A private securities exchange or trading platform. Dark liquidity pools do not publish the prices of their transactions, which allows investors to make larger transactions at lower cost than they might otherwise. Most traders in dark liquidity pools are institutional investors, such as mutual funds or hedge funds, that wish to protect the anonymity of their investments and/or investors. They also may not wish to cause price movements by the disclosure of their transactions. No dark liquidity pool is completely secretive: they must register with the SEC as either a securities exchange or a broker-dealer; they are governed by Regulation ATS, which stipulates certain transactions and prices that they must disclose under various circumstances. See also: Transparency.

Dark liquidity pools.

Dark liquidity pools are private alternative trading systems or platforms. Prices aren't published, and participants can make anonymous trades faster and at a lower cost than they can on a public exchange.

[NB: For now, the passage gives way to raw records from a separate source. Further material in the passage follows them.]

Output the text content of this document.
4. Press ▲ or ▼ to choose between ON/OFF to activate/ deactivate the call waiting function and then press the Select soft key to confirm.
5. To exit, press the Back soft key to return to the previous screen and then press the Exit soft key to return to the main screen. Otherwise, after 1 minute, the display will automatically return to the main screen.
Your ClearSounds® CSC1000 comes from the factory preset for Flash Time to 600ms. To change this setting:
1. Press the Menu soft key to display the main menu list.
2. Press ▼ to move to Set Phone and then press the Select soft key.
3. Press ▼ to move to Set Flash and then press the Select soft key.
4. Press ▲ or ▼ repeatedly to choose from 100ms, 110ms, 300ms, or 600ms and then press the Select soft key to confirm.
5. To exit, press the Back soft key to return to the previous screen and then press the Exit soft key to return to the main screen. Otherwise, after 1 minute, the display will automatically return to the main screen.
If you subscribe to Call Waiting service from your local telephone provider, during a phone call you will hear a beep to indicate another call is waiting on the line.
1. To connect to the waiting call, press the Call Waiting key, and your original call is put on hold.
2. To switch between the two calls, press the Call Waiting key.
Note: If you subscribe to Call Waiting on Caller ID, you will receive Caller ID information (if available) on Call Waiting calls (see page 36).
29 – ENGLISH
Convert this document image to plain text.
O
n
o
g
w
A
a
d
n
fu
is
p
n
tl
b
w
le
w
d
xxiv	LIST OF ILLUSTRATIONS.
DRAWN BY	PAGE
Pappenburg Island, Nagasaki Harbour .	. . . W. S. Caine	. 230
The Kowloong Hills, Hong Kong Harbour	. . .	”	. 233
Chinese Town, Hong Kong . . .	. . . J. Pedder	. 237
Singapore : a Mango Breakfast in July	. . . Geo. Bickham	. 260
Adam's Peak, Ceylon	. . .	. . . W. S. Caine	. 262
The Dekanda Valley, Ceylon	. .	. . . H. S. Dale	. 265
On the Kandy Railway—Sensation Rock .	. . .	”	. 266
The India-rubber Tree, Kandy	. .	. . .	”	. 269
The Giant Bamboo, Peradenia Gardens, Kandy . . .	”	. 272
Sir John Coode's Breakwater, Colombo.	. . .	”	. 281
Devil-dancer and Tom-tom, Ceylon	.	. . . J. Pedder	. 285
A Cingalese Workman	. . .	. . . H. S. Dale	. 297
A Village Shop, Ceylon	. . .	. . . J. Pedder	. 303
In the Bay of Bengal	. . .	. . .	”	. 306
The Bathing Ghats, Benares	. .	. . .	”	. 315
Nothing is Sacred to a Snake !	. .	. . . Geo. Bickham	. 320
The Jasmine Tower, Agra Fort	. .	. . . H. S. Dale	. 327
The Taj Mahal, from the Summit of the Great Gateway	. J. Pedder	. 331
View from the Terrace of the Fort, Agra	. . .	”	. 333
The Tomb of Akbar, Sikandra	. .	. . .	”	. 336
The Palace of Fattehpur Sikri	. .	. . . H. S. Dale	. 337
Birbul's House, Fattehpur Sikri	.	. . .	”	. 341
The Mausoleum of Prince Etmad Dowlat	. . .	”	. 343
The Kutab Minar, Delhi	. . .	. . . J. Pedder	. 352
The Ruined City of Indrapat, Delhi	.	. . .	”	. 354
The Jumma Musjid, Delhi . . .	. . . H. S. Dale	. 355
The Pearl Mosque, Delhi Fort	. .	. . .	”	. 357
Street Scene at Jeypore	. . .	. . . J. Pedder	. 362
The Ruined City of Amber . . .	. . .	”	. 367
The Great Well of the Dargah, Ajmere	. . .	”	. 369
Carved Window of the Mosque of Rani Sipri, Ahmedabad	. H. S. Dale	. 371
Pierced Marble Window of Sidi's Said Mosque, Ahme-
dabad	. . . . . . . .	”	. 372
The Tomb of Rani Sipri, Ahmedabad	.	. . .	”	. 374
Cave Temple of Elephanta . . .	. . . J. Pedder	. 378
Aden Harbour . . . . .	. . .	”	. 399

Most dark-pool transactions are between institutional investors, including mutual funds and hedge funds, which trade in large volumes. Their interest in anonymity is either because they want to protect the privacy of their investment choices or because they fear a major transaction could move the markets by triggering copycat trading.

Dark liquidity pools must register with the Securities and Exchange Commission (SEC) as either national securities exchanges or broker-dealers. The broker-dealers must follow the rules laid out in SEC Regulation ATS, which governs fair access and a requirement to publish prices for trades in certain securities under specific circumstances.